Dengue-like chikungunya virus reported in El Salvador

AFP
Employees of the Dominican Ministry of Public Health stick posters on a wall during an information campaign to prevent the spread of the mosquito which transmits the Chikungunya virus in Santo Domingo on May 30, 2014
Employees of the Dominican Ministry of Public Health stick posters on a wall during an information campaign to prevent the spread of the mosquito which transmits the Chikungunya virus in Santo Domingo on May 30, 2014 (AFP Photo/Erika Santelices)
San Salvador (AFP) - Salvadoran health authorities confirmed Saturday that a dengue-like disease that has been spreading across the Caribbean has now appeared in the Central-American country.
Health Minister Violeta Menjivar said at least 1,200 people have been formally diagnosed with the chikungunya viral disease, although the positive testing must still be confirmed by the US Centers for Disease Control and Prevention.

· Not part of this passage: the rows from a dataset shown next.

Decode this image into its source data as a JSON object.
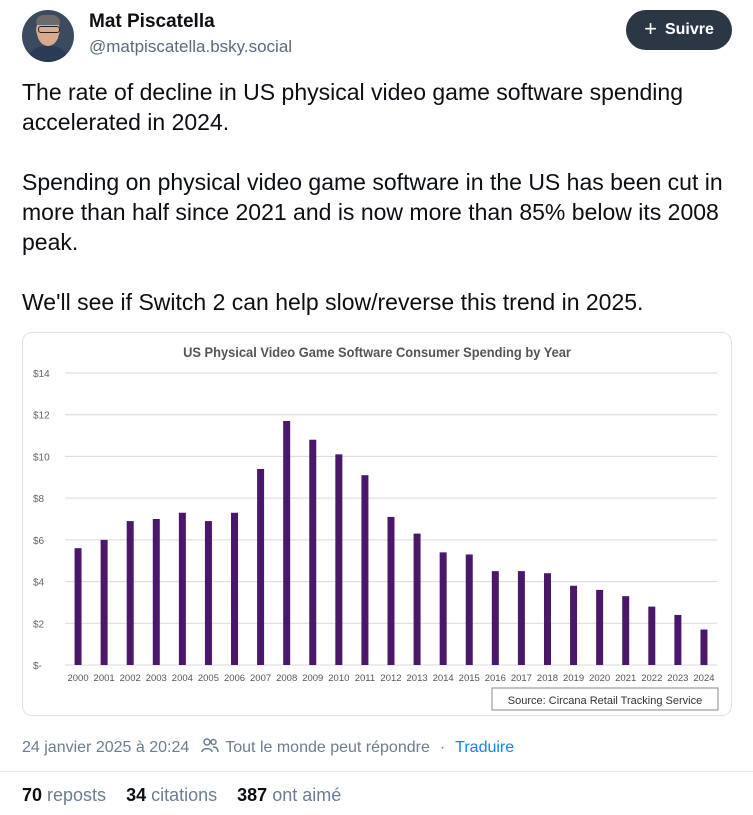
{
  "author": {
    "name": "Mat Piscatella",
    "handle": "@matpiscatella.bsky.social"
  },
  "follow_button": {
    "icon": "plus-icon",
    "label": "Suivre"
  },
  "post": {
    "paragraphs": [
      "The rate of decline in US physical video game software spending accelerated in 2024.",
      "Spending on physical video game software in the US has been cut in more than half since 2021 and is now more than 85% below its 2008 peak.",
      "We'll see if Switch 2 can help slow/reverse this trend in 2025."
    ]
  },
  "chart_data": {
    "type": "bar",
    "title": "US Physical Video Game Software Consumer Spending by Year",
    "categories": [
      "2000",
      "2001",
      "2002",
      "2003",
      "2004",
      "2005",
      "2006",
      "2007",
      "2008",
      "2009",
      "2010",
      "2011",
      "2012",
      "2013",
      "2014",
      "2015",
      "2016",
      "2017",
      "2018",
      "2019",
      "2020",
      "2021",
      "2022",
      "2023",
      "2024"
    ],
    "values": [
      5.6,
      6.0,
      6.9,
      7.0,
      7.3,
      6.9,
      7.3,
      9.4,
      11.7,
      10.8,
      10.1,
      9.1,
      7.1,
      6.3,
      5.4,
      5.3,
      4.5,
      4.5,
      4.4,
      3.8,
      3.6,
      3.3,
      2.8,
      2.4,
      1.7
    ],
    "ylim": [
      0,
      14
    ],
    "ytick_values": [
      0,
      2,
      4,
      6,
      8,
      10,
      12,
      14
    ],
    "ytick_labels": [
      "$-",
      "$2",
      "$4",
      "$6",
      "$8",
      "$10",
      "$12",
      "$14"
    ],
    "grid": true,
    "bar_color": "#4b176b",
    "source_note": "Source: Circana Retail Tracking Service",
    "source_note_position": "bottom-right"
  },
  "meta": {
    "timestamp": "24 janvier 2025 à 20:24",
    "reply_icon": "people-icon",
    "reply_setting": "Tout le monde peut répondre",
    "separator": "·",
    "translate": "Traduire"
  },
  "stats": {
    "reposts_count": "70",
    "reposts_label": "reposts",
    "quotes_count": "34",
    "quotes_label": "citations",
    "likes_count": "387",
    "likes_label": "ont aimé"
  }
}
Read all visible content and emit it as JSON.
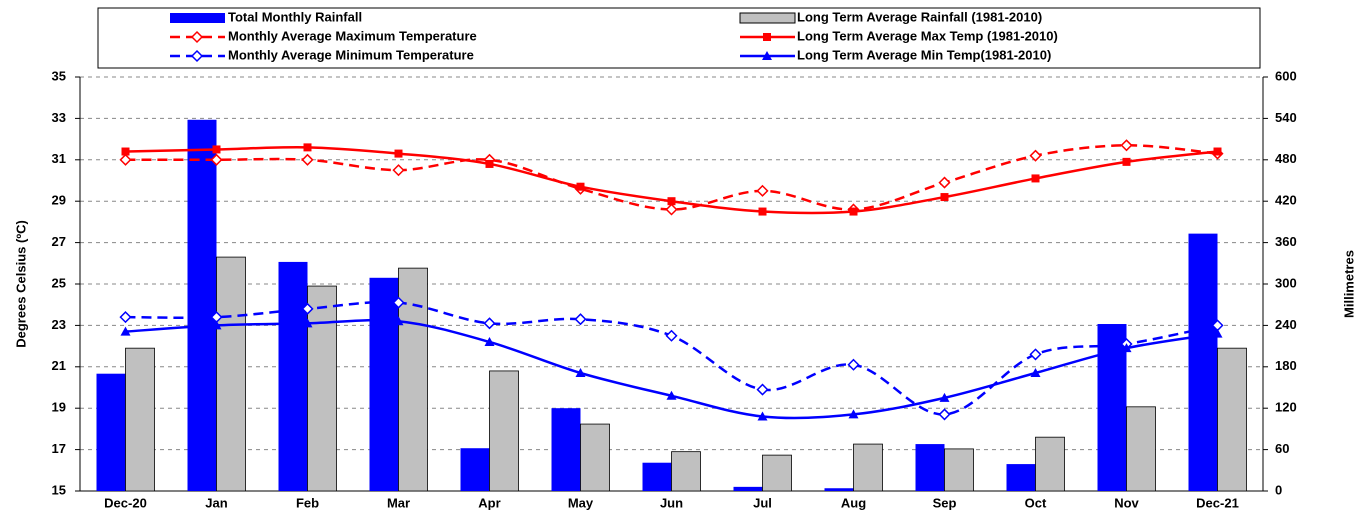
{
  "chart_data": {
    "type": "bar",
    "categories": [
      "Dec-20",
      "Jan",
      "Feb",
      "Mar",
      "Apr",
      "May",
      "Jun",
      "Jul",
      "Aug",
      "Sep",
      "Oct",
      "Nov",
      "Dec-21"
    ],
    "ylabel": "Degrees Celsius (ºC)",
    "y2label": "Millimetres",
    "ylim": [
      15,
      35
    ],
    "yticks": [
      15,
      17,
      19,
      21,
      23,
      25,
      27,
      29,
      31,
      33,
      35
    ],
    "y2lim": [
      0,
      600
    ],
    "y2ticks": [
      0,
      60,
      120,
      180,
      240,
      300,
      360,
      420,
      480,
      540,
      600
    ],
    "grid": true,
    "series": [
      {
        "name": "Total Monthly Rainfall",
        "type": "bar",
        "axis": "y2",
        "color": "#0000ff",
        "values": [
          170,
          538,
          332,
          309,
          62,
          120,
          41,
          6,
          4,
          68,
          39,
          242,
          373
        ]
      },
      {
        "name": "Long Term Average Rainfall (1981-2010)",
        "type": "bar",
        "axis": "y2",
        "color": "#c0c0c0",
        "values": [
          207,
          339,
          297,
          323,
          174,
          97,
          57,
          52,
          68,
          61,
          78,
          122,
          207
        ]
      },
      {
        "name": "Monthly Average Maximum Temperature",
        "type": "line",
        "dashed": true,
        "marker": "diamond-open",
        "color": "#ff0000",
        "values": [
          31.0,
          31.0,
          31.0,
          30.5,
          31.0,
          29.6,
          28.6,
          29.5,
          28.6,
          29.9,
          31.2,
          31.7,
          31.3
        ]
      },
      {
        "name": "Long Term Average Max Temp (1981-2010)",
        "type": "line",
        "dashed": false,
        "marker": "square",
        "color": "#ff0000",
        "values": [
          31.4,
          31.5,
          31.6,
          31.3,
          30.8,
          29.7,
          29.0,
          28.5,
          28.5,
          29.2,
          30.1,
          30.9,
          31.4
        ]
      },
      {
        "name": "Monthly Average Minimum Temperature",
        "type": "line",
        "dashed": true,
        "marker": "diamond",
        "color": "#0000ff",
        "values": [
          23.4,
          23.4,
          23.8,
          24.1,
          23.1,
          23.3,
          22.5,
          19.9,
          21.1,
          18.7,
          21.6,
          22.1,
          23.0
        ]
      },
      {
        "name": "Long Term Average Min Temp(1981-2010)",
        "type": "line",
        "dashed": false,
        "marker": "triangle",
        "color": "#0000ff",
        "values": [
          22.7,
          23.0,
          23.1,
          23.2,
          22.2,
          20.7,
          19.6,
          18.6,
          18.7,
          19.5,
          20.7,
          21.9,
          22.6
        ]
      }
    ]
  }
}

Menjivar, interviewed by state-run Channel 10 television, said that cases were found on the outskirts of the Ayutuxtepeque municipality just outside the capital San Salvador.

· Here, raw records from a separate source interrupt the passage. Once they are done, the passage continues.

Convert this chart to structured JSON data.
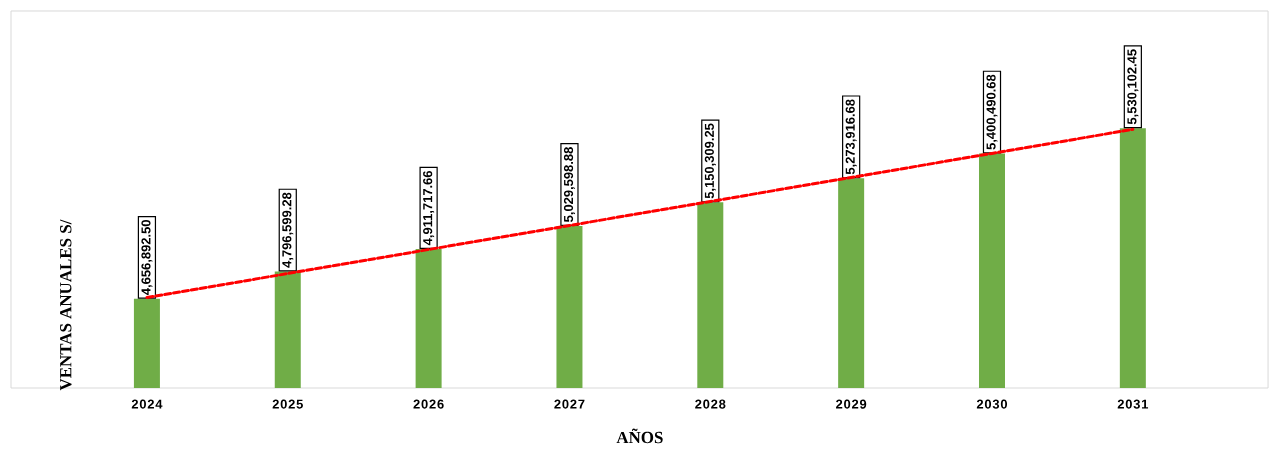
{
  "chart_data": {
    "type": "bar",
    "xlabel": "AÑOS",
    "ylabel": "VENTAS ANUALES S/",
    "categories": [
      "2024",
      "2025",
      "2026",
      "2027",
      "2028",
      "2029",
      "2030",
      "2031"
    ],
    "series": [
      {
        "color": "#70ad47",
        "values": [
          4656892.5,
          4796599.28,
          4911717.66,
          5029598.88,
          5150309.25,
          5273916.68,
          5400490.68,
          5530102.45
        ],
        "value_labels": [
          "4,656,892.50",
          "4,796,599.28",
          "4,911,717.66",
          "5,029,598.88",
          "5,150,309.25",
          "5,273,916.68",
          "5,400,490.68",
          "5,530,102.45"
        ]
      },
      {
        "type": "line",
        "color": "#ff0000",
        "line_style": "dashed",
        "marker": "none",
        "values": [
          4663000,
          4786000,
          4909000,
          5032000,
          5155000,
          5278000,
          5401000,
          5524000
        ]
      }
    ],
    "ylim": [
      4200000,
      6130000
    ]
  }
}
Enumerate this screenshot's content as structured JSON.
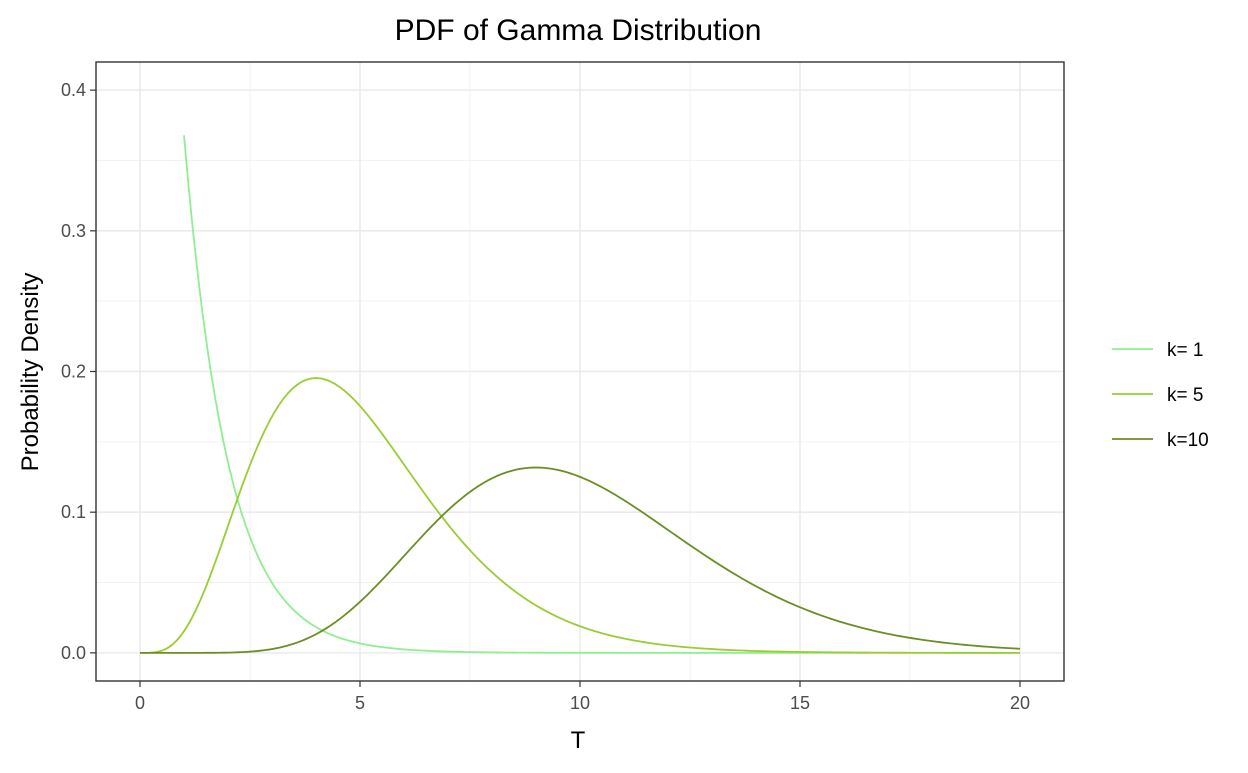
{
  "chart_data": {
    "type": "line",
    "title": "PDF of Gamma Distribution",
    "xlabel": "T",
    "ylabel": "Probability Density",
    "xlim": [
      -1,
      21
    ],
    "ylim": [
      -0.02,
      0.42
    ],
    "x_ticks": [
      "0",
      "5",
      "10",
      "15",
      "20"
    ],
    "y_ticks": [
      "0.0",
      "0.1",
      "0.2",
      "0.3",
      "0.4"
    ],
    "x_tick_values": [
      0,
      5,
      10,
      15,
      20
    ],
    "y_tick_values": [
      0.0,
      0.1,
      0.2,
      0.3,
      0.4
    ],
    "x_minor": [
      2.5,
      7.5,
      12.5,
      17.5
    ],
    "y_minor": [
      0.05,
      0.15,
      0.25,
      0.35
    ],
    "grid": true,
    "legend_position": "right",
    "distribution": "gamma",
    "scale": 1,
    "series": [
      {
        "name": "k= 1",
        "shape": 1,
        "x_range": [
          1,
          20
        ],
        "color": "#90ee90"
      },
      {
        "name": "k= 5",
        "shape": 5,
        "x_range": [
          0,
          20
        ],
        "color": "#9acd32"
      },
      {
        "name": "k=10",
        "shape": 10,
        "x_range": [
          0,
          20
        ],
        "color": "#6b8e23"
      }
    ]
  }
}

In that area at the end of May, the ministry's epidemiologists and infectious disease specialists detected an outbreak of a rare viral disease that caused fever and skin rash, which they said affected at least 181 people.
She said suspected cases were also found in residents in two other area on the edge of northern San Salvador.
The mosquito that transmits chikungunya -- the Aedes aegypti -- is the same one that spreads dengue.
The health ministry has asked people "to eliminate breeding sites" at their homes.
There is no vaccine or treatment for chikungunya, which has infected millions of people in Africa and Asia since the disease was first recorded in 1952.
It has also spread to southern Europe -- with an outbreak in Italy in 2007 and southern France in 2010 -- and arrived in the Caribbean last year, appearing in Martinique and Saint Martin.
Chikungunya produces symptoms similar to dengue, including high fever, joint pain and skin rash.
The disease's name is derived from an east African word meaning "that which bends up," referring to the way that patients are stooped over in pain.